BEING ACTIVE FOR HEART HEALTH
Did you know that not getting enough physical activity can result in the same kinds of health problems caused by smoking and being overweight? Moving more often: Improves your mood and sleep, slows the effects of aging, lowers your risk of heart problems, high blood pressure, Type 2 diabetes, and many kinds of cancer, helps maintain your immune system, which may help to lower the risk of infection, lessen symptoms and speed recovery from various illnesses, helps keep your mind sharp as you get older and lowers your risk of dementia and Alzheimer’s and increases your energy and simply makes life better!
Build up to at least 150 minutes/week of moderate-intensity activity (such as brisk walking, light cycling, or water exercise). You’ll improve your stamina and heart health.
What? Any rhythmic, continuous activity.
How Often? 3-5 days a week
How Hard? Fairly light to somewhat hard.
How Much? Start with 5-10 mins. Gradually build up to 20-60 minutes.
Aerobic Activity Cautions: When starting a new (or returning to a previous) program, begin with light to medium effort. If you monitor your heart rate during exercise, ask your health care provider what heart rate limits are appropriate for you. Make sure to warm up and cool down!
Strength training can help your muscles work better and increase your strength for daily and recreational activities.
What? Hand weights, resistance bands, weight machines, or your own body; for example, kitchen counter pushups or chair sit-to-stands.
How Often? 2-3 days a week. Rest on in-between days.
How Hard? Start with light effort then build to medium to hard effort.
How Much? 10-15 repetitions (for each major muscle group). Perform 1-3 times.
Remember: If you need it, get help from our exercise professionals. They can teach you the right way to do exercises and how to breathe properly.
Strength Training Cautions: Slowly increase how much you lift and how often ° Avoid straining or holding your breath when lifting. This increases your blood pressure.
OTHER TYPES OF PHYSICAL ACTIVITY
Flexibility: Stretch your muscles 2-3 days/week (or every day) to the point of feeling tightness. Hold for 10-30 seconds (30-60 seconds for older adults). For example, stretch your calves or the back of your thighs.
Take More Steps: Simply take more steps! Use a smartphone or activity tracker to measure. Slowly build up to 9,000 steps.

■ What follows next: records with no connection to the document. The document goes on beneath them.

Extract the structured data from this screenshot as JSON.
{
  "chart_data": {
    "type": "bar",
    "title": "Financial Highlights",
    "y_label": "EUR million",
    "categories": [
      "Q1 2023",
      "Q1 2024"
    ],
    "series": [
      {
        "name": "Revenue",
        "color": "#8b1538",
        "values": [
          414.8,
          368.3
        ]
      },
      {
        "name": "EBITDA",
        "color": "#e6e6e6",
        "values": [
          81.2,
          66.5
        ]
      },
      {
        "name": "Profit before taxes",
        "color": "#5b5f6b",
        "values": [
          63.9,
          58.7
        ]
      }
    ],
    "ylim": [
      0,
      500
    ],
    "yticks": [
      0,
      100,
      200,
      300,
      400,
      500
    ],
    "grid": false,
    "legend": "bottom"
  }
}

Just for Fun: Find ways of being active that are just plain fun. Try pickleball or ping pong. Dance. Tend your garden. Play outdoors with your kids or grandkids. Find what makes you smile and do it often.
– Start simple. Simply sit less and move around more. Walk to the mailbox. Walk the dog. Dance at your desk. Take the stairs. Find opportunities to move throughout the day.

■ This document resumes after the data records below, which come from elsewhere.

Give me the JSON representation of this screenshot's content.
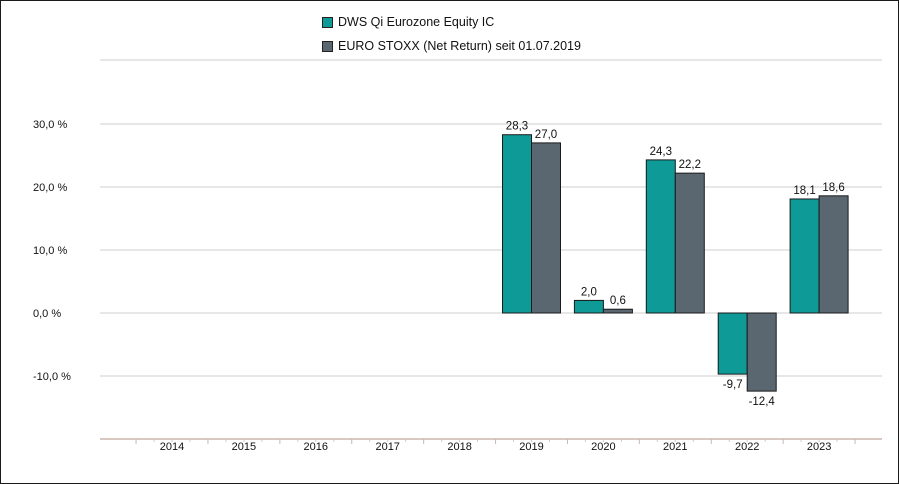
{
  "chart_data": {
    "type": "bar",
    "categories": [
      "2014",
      "2015",
      "2016",
      "2017",
      "2018",
      "2019",
      "2020",
      "2021",
      "2022",
      "2023"
    ],
    "series": [
      {
        "name": "DWS Qi Eurozone Equity IC",
        "color": "#0e9a97",
        "values": [
          null,
          null,
          null,
          null,
          null,
          28.3,
          2.0,
          24.3,
          -9.7,
          18.1
        ],
        "labels": [
          "",
          "",
          "",
          "",
          "",
          "28,3",
          "2,0",
          "24,3",
          "-9,7",
          "18,1"
        ]
      },
      {
        "name": "EURO STOXX (Net Return) seit 01.07.2019",
        "color": "#5b6770",
        "values": [
          null,
          null,
          null,
          null,
          null,
          27.0,
          0.6,
          22.2,
          -12.4,
          18.6
        ],
        "labels": [
          "",
          "",
          "",
          "",
          "",
          "27,0",
          "0,6",
          "22,2",
          "-12,4",
          "18,6"
        ]
      }
    ],
    "yticks": [
      30,
      20,
      10,
      0,
      -10
    ],
    "ytick_labels": [
      "30,0 %",
      "20,0 %",
      "10,0 %",
      "0,0 %",
      "-10,0 %"
    ],
    "ylim": [
      -20,
      40
    ],
    "grid": true,
    "legend_position": "top-center"
  }
}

– Be Active with a friend. Do activities you enjoy and find a buddy at home or work. Those who exercise with a friend tend to stick with it longer than those who go it alone.

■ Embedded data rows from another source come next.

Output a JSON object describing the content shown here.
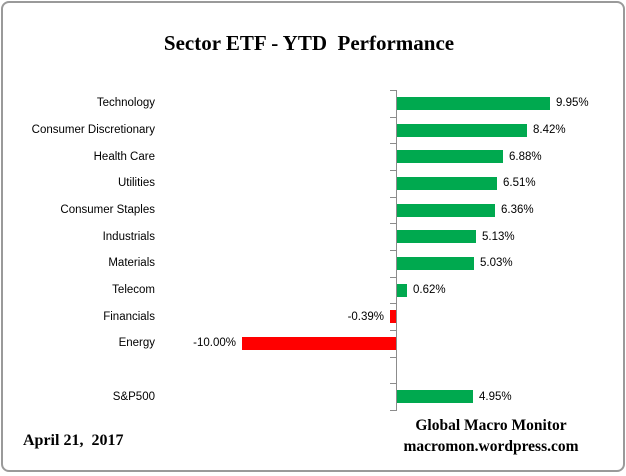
{
  "title": "Sector ETF - YTD  Performance",
  "date_label": "April 21,  2017",
  "footer": {
    "line1": "Global Macro Monitor",
    "line2": "macromon.wordpress.com"
  },
  "chart_data": {
    "type": "bar",
    "orientation": "horizontal",
    "title": "Sector ETF - YTD  Performance",
    "categories": [
      "Technology",
      "Consumer Discretionary",
      "Health Care",
      "Utilities",
      "Consumer Staples",
      "Industrials",
      "Materials",
      "Telecom",
      "Financials",
      "Energy",
      "",
      "S&P500"
    ],
    "values": [
      9.95,
      8.42,
      6.88,
      6.51,
      6.36,
      5.13,
      5.03,
      0.62,
      -0.39,
      -10.0,
      null,
      4.95
    ],
    "value_labels": [
      "9.95%",
      "8.42%",
      "6.88%",
      "6.51%",
      "6.36%",
      "5.13%",
      "5.03%",
      "0.62%",
      "-0.39%",
      "-10.00%",
      "",
      "4.95%"
    ],
    "positive_color": "#00A94F",
    "negative_color": "#FF0000",
    "axis_color": "#8C8C8C",
    "baseline": 0,
    "xlim": [
      -10.4,
      10.2
    ],
    "grid": false,
    "legend": false,
    "value_label_position": "outside-end"
  }
}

– Check Your Health. If you have health worries, talk with your health care provider before you start exercising.
– Muscle or joint problems? Ask about doing physical therapy before beginning an exercise program.
– Motivation. Use a smartphone or activity tracker to measure your progress and stay motivated. Count your steps daily for the first week or two. Gradually build up to 7,000-9,000 steps each day.